Learning more about these disparities leads me to question what I am called to do. As someone interested in problem solving and mathematics, I am drawn to finance. I have had much difficulty, though, coming to terms with Wall Street’s reputation for greed. During a summer sales and trading internship, a CEO’s announcement that he was selling his company for a billion dollars came across the ticker; hearing this, an intern remarked that if she had just sold her company, she would use the money to buy an island. While I am not one to join the Occupy Wall Street movement, and I know many genuine and honorable people working on the street, I do have trouble coming to terms with my passion for finance.

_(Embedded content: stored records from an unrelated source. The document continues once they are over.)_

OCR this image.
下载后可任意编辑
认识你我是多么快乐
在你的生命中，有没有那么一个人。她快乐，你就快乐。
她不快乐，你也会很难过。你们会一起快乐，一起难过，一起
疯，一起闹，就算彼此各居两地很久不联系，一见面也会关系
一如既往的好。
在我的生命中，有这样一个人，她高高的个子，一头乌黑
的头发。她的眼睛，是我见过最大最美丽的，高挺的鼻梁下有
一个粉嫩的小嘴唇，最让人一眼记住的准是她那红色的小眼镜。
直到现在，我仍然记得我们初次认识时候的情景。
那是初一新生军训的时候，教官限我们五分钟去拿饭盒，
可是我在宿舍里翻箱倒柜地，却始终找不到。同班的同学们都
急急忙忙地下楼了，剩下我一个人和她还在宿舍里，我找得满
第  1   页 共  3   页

While I grapple with what a career in finance would mean for my future, I also survey other options, like government, education, and non-profit work. Ultimately, I hope to make a positive difference in the world while utilizing my first-rate education and my intellectual prowess. I immensely enjoy participating in HOPE, Hoya Outreach Programs and Education, here on campus and intend to continue serving the homeless after college as well. Each time I head to Dupont Circle, I wonder who will listen to the guys like my friend Manny if I don’t? Yet at the same time, I would prefer to perform community service that mentally challenges me. I want to use my brain to make a difference; I do not want my livelihood to be sorting cereal boxes in a food pantry. So I must delicately balance my desire for a prominent career with my passion for making the world a better place. I know the two are not mutually exclusive, but I have yet to determine how I will pursue both.

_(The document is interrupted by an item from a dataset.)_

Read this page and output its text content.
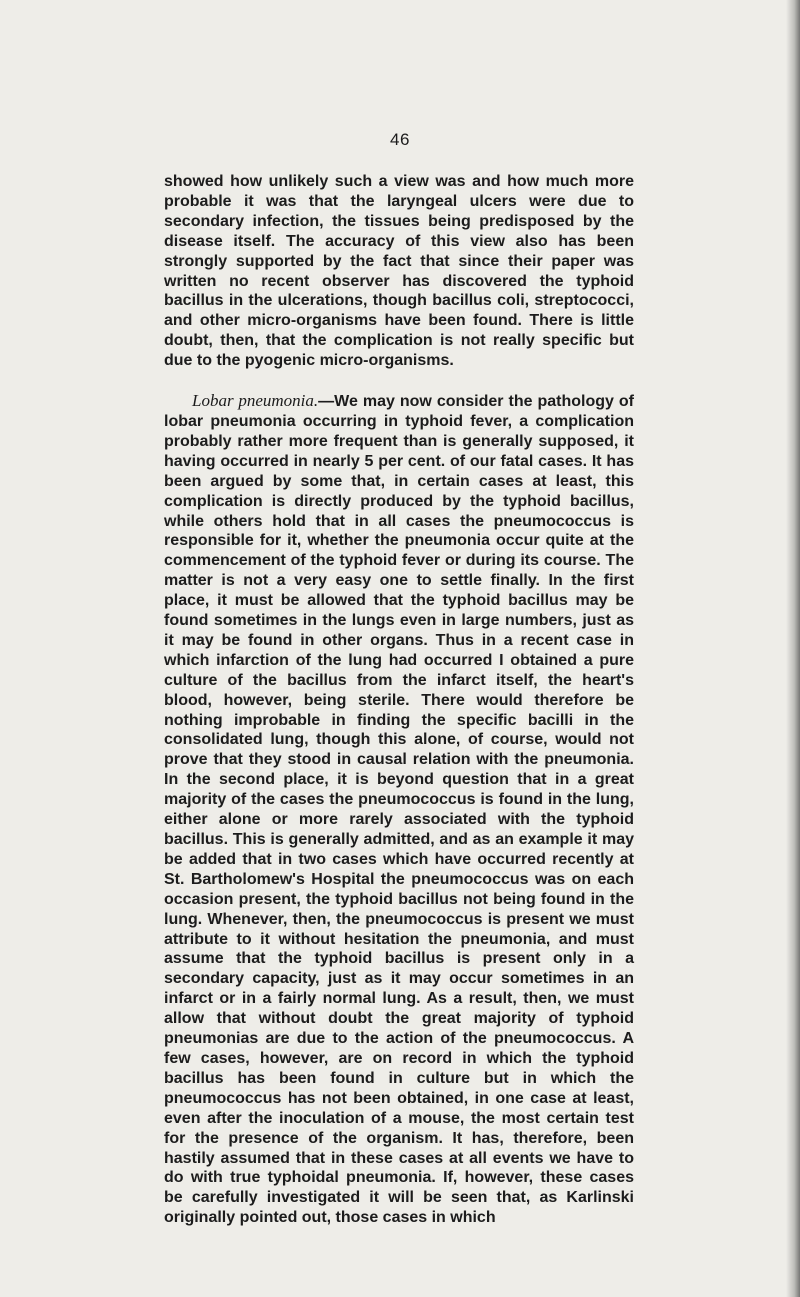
46

showed how unlikely such a view was and how much more probable it was that the laryngeal ulcers were due to secondary infection, the tissues being predisposed by the disease itself. The accuracy of this view also has been strongly supported by the fact that since their paper was written no recent observer has discovered the typhoid bacillus in the ulcerations, though bacillus coli, streptococci, and other micro-organisms have been found. There is little doubt, then, that the complication is not really specific but due to the pyogenic micro-organisms.

Lobar pneumonia.—We may now consider the pathology of lobar pneumonia occurring in typhoid fever, a complication probably rather more frequent than is generally supposed, it having occurred in nearly 5 per cent. of our fatal cases. It has been argued by some that, in certain cases at least, this complication is directly produced by the typhoid bacillus, while others hold that in all cases the pneumococcus is responsible for it, whether the pneumonia occur quite at the commencement of the typhoid fever or during its course. The matter is not a very easy one to settle finally. In the first place, it must be allowed that the typhoid bacillus may be found sometimes in the lungs even in large numbers, just as it may be found in other organs. Thus in a recent case in which infarction of the lung had occurred I obtained a pure culture of the bacillus from the infarct itself, the heart's blood, however, being sterile. There would therefore be nothing improbable in finding the specific bacilli in the consolidated lung, though this alone, of course, would not prove that they stood in causal relation with the pneumonia. In the second place, it is beyond question that in a great majority of the cases the pneumococcus is found in the lung, either alone or more rarely associated with the typhoid bacillus. This is generally admitted, and as an example it may be added that in two cases which have occurred recently at St. Bartholomew's Hospital the pneumococcus was on each occasion present, the typhoid bacillus not being found in the lung. Whenever, then, the pneumococcus is present we must attribute to it without hesitation the pneumonia, and must assume that the typhoid bacillus is present only in a secondary capacity, just as it may occur sometimes in an infarct or in a fairly normal lung. As a result, then, we must allow that without doubt the great majority of typhoid pneumonias are due to the action of the pneumococcus. A few cases, however, are on record in which the typhoid bacillus has been found in culture but in which the pneumococcus has not been obtained, in one case at least, even after the inoculation of a mouse, the most certain test for the presence of the organism. It has, therefore, been hastily assumed that in these cases at all events we have to do with true typhoidal pneumonia. If, however, these cases be carefully investigated it will be seen that, as Karlinski originally pointed out, those cases in which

I am confident that no matter my path after Georgetown, I will continue to be a woman for others. I may not be a woman of faith, professing my love for Jesus or Krishna or Muhammad, but I have faith in the human race—that we can, and will, work for a better tomorrow. From the legacy of famous figures like Dr. Martin Luther King, to the example of my very own mother, I am inspired to make a difference in the world. I vow that my white upper-middle class privately- educated upbringing will not hinder, but rather inspire me to bridge the world of the haves and have-nots.
I may not go to church more than four times a year, but my Catholic upbringing instilled in me an appreciation for religious values. My interactions with people of faith, especially through late- night chats with my roommate and my experience in the Muslim Interest Living Community, inspire me to continue contemplating religion’s role in my life, and in the world. I firmly believe that I can be a good person too, the same as any good Christian or Muslim. While religion does not directly motivate my commitment to service, it has shaped the person I have become—one who grew up Catholic, studied alongside blacks, and lived alongside Muslims. As President Obama said in his interview with David Brooks, the world is littered with hate and hardship, but cynicism and inaction will get us nowhere. Coming into Georgetown, I may have been blinded by naïve idealism, but I vow not to fall prey to bitter realism. I am a Hoya, and I will make a difference in the world.